Backward pass: standard autograd through every step. The stochastic node $\epsilon$ is a constant tensor, so backprop never has to reason about randomness.

Pseudocode

mu, log_var = encoder(x)                  # (B, d), (B, d)
std = torch.exp(0.5 * log_var)
eps = torch.randn_like(std)               # ~ N(0, I)
z = mu + std * eps                        # reparameterization

x_hat = decoder(z)

recon_loss = F.binary_cross_entropy(x_hat, x, reduction="sum") / B
kl_loss = -0.5 * torch.sum(1 + log_var - mu.pow(2) - log_var.exp()) / B

loss = recon_loss + kl_loss
loss.backward()

That is the entire VAE training loop. The rest is plumbing.


What We Actually Built

So looking back, we started from the idea that data is produced by hidden causes. We wrote down a probabilistic model, found it intractable, used variational inference, derived the ELBO, decomposed it into reconstruction plus regularization, and finally made it differentiable with the reparameterization trick.

The result is a model that can do two things:

  1. Encode: Given an input $x$, map it to a distribution over latent codes $q_\phi(z|x)$. This gives us a probabilistic representation — not a point, but a region of meaning.
  2. Generate: Sample $z \sim \mathcal{N}(0, I)$, pass it through the decoder, and get a new $x$ that looks like it came from the training distribution.

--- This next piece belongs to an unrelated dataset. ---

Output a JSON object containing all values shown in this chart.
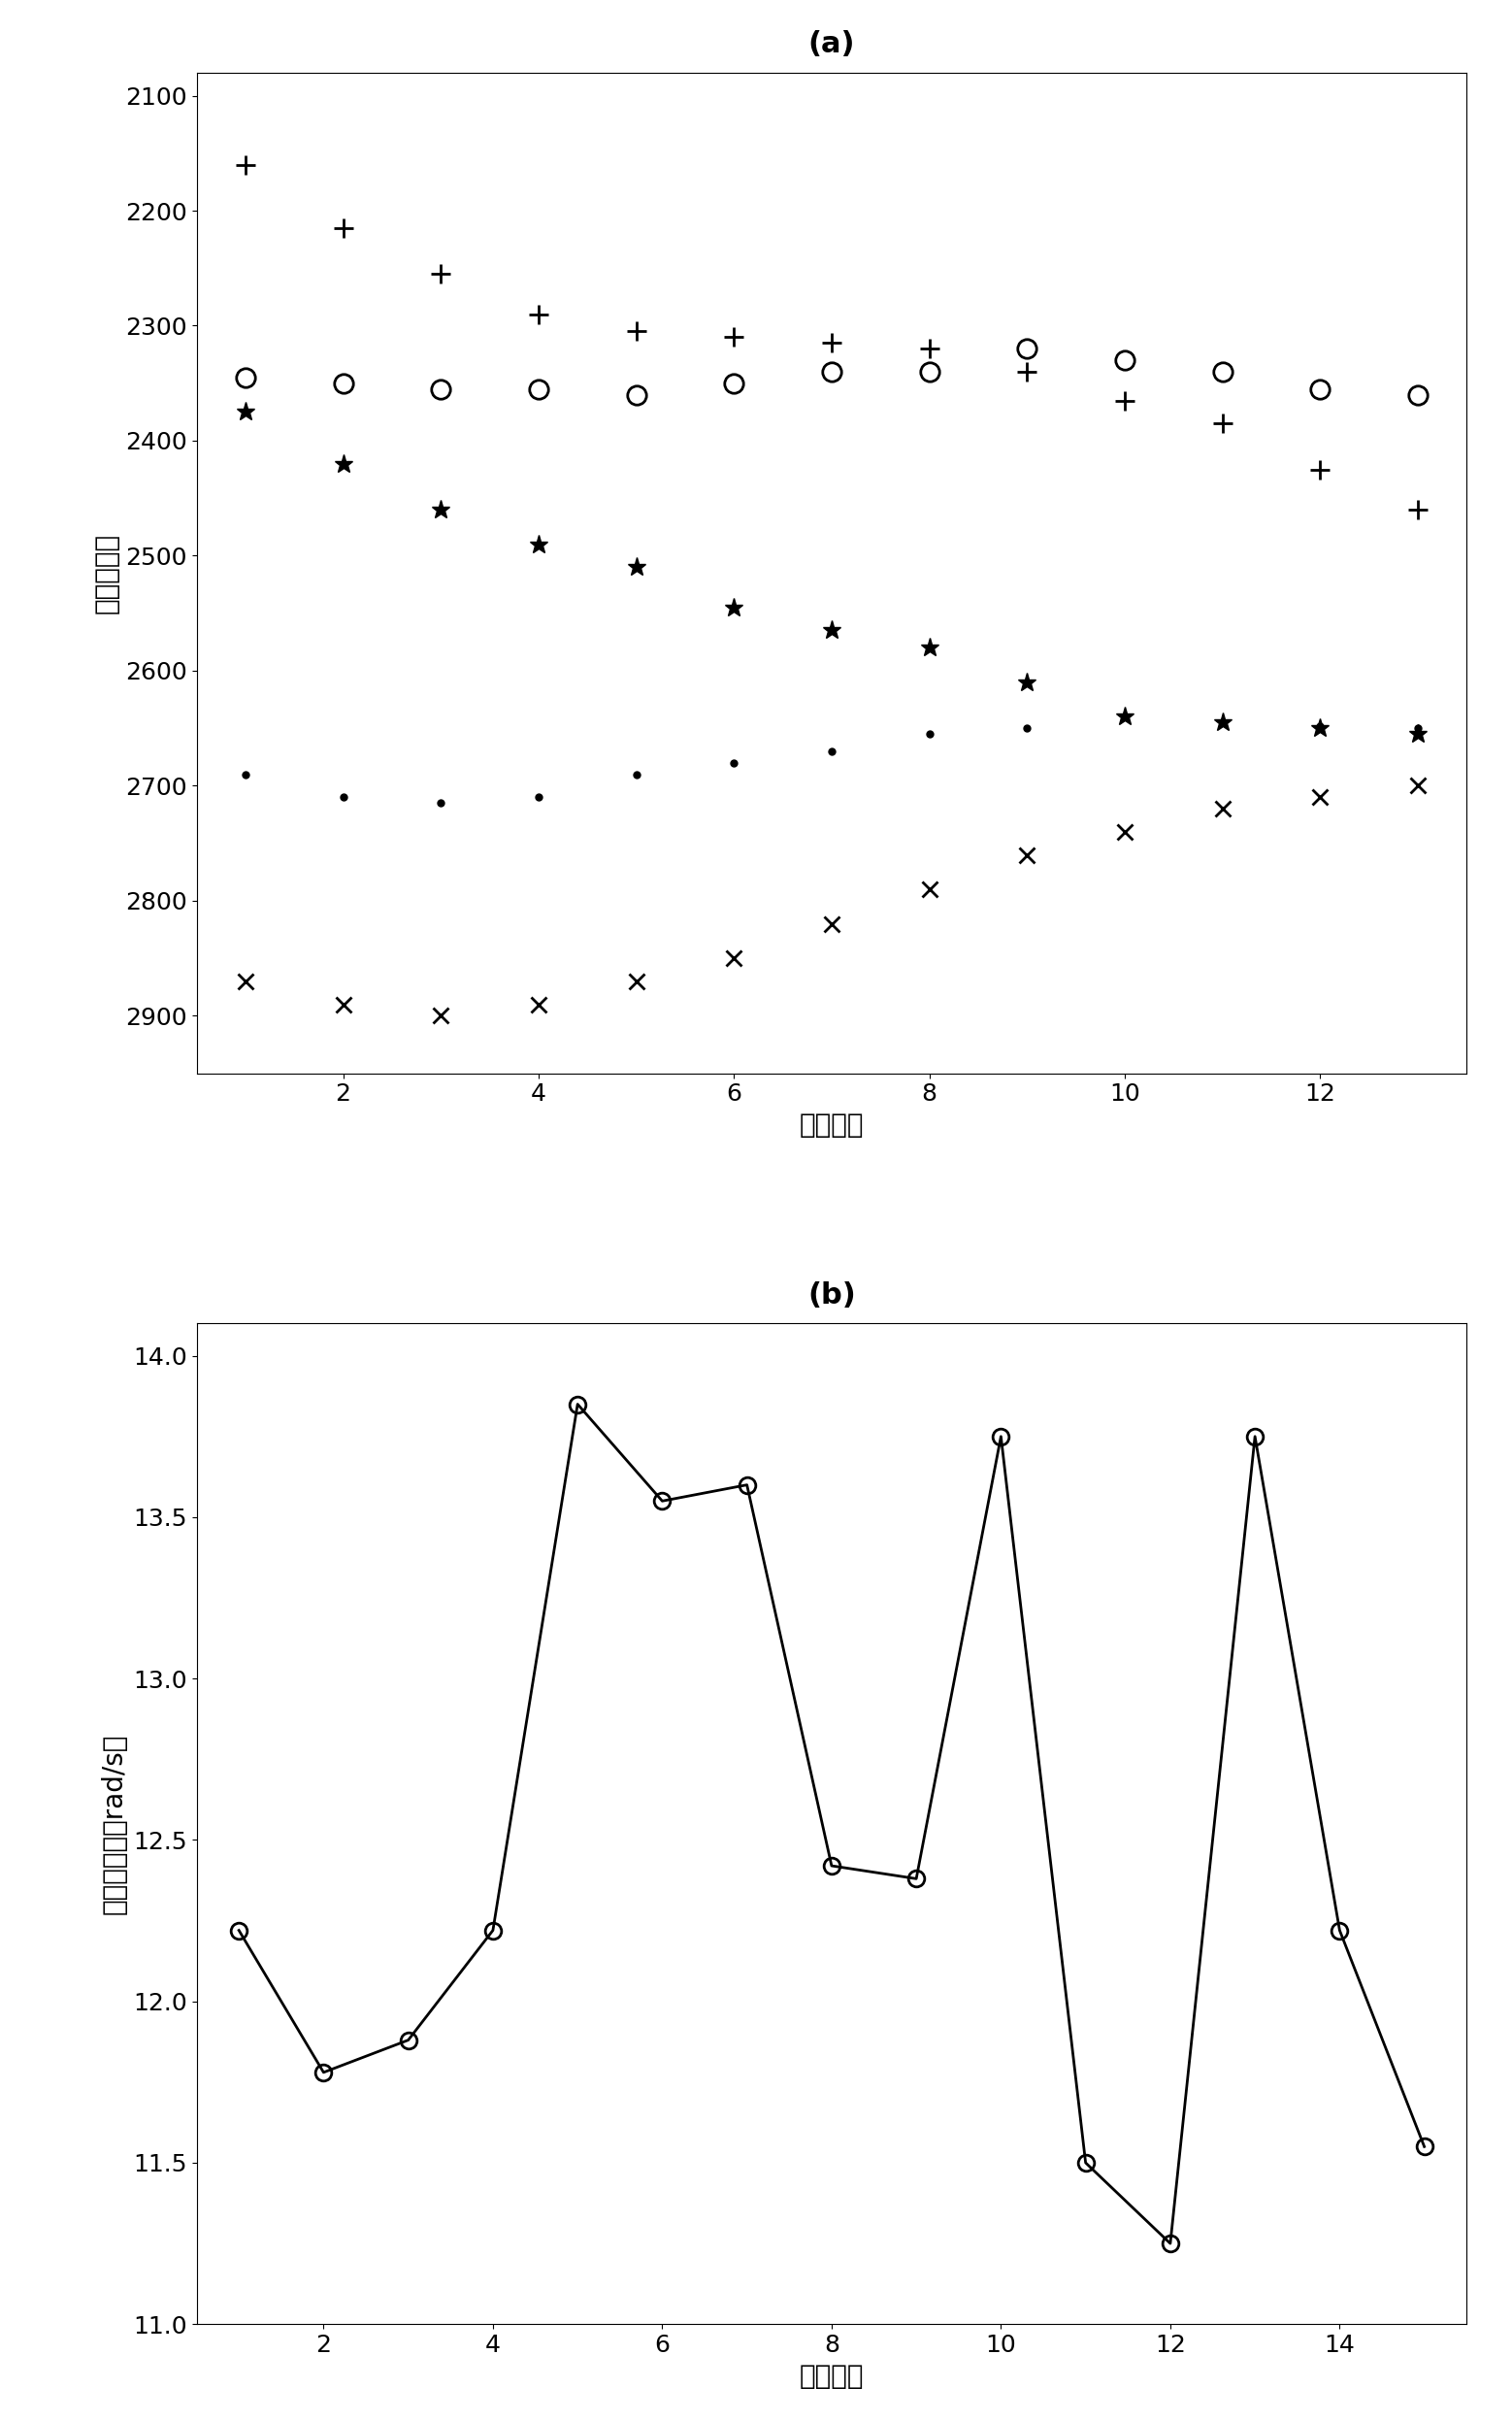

The second capability is what makes the VAE generative in a way that a plain autoencoder is not. Because the KL regularizer forces the encoder’s outputs to fill the prior smoothly, sampling from the prior lands us in regions the decoder can reconstruct.


Two Things Worth Noticing

The KL term is a budget. It limits how much information the encoder can stuff into $z$ about any particular $x$. If the encoder tries to memorize, KL goes up. If the encoder stays too close to the prior, reconstruction suffers. The ELBO is a negotiation between the two.

The reparameterization trick is why this is a neural network and not an EM algorithm. Classical variational inference required careful, distribution-specific updates. Reparameterization replaces all of that with a single backward pass — turn the inference problem into a differentiable computation and hand it to the optimizer.


Summary

  1. The KL term has a closed form for diagonal Gaussians — no sampling needed.
  2. The reconstruction term is estimated with a single Monte Carlo sample, reducing to BCE or MSE depending on the decoder.
  3. Backpropagating through a raw sample is intractable and very noisy via REINFORCE.
  4. The reparameterization trick rewrites $z = \mu + \sigma \odot \epsilon$ with $\epsilon \sim \mathcal{N}(0, I)$, moving randomness to a constant leaf so gradients flow deterministically through $\mu$ and $\sigma$.
  5. The full VAE is an encoder, a sampler, a decoder, and two loss terms — all tied together by autograd.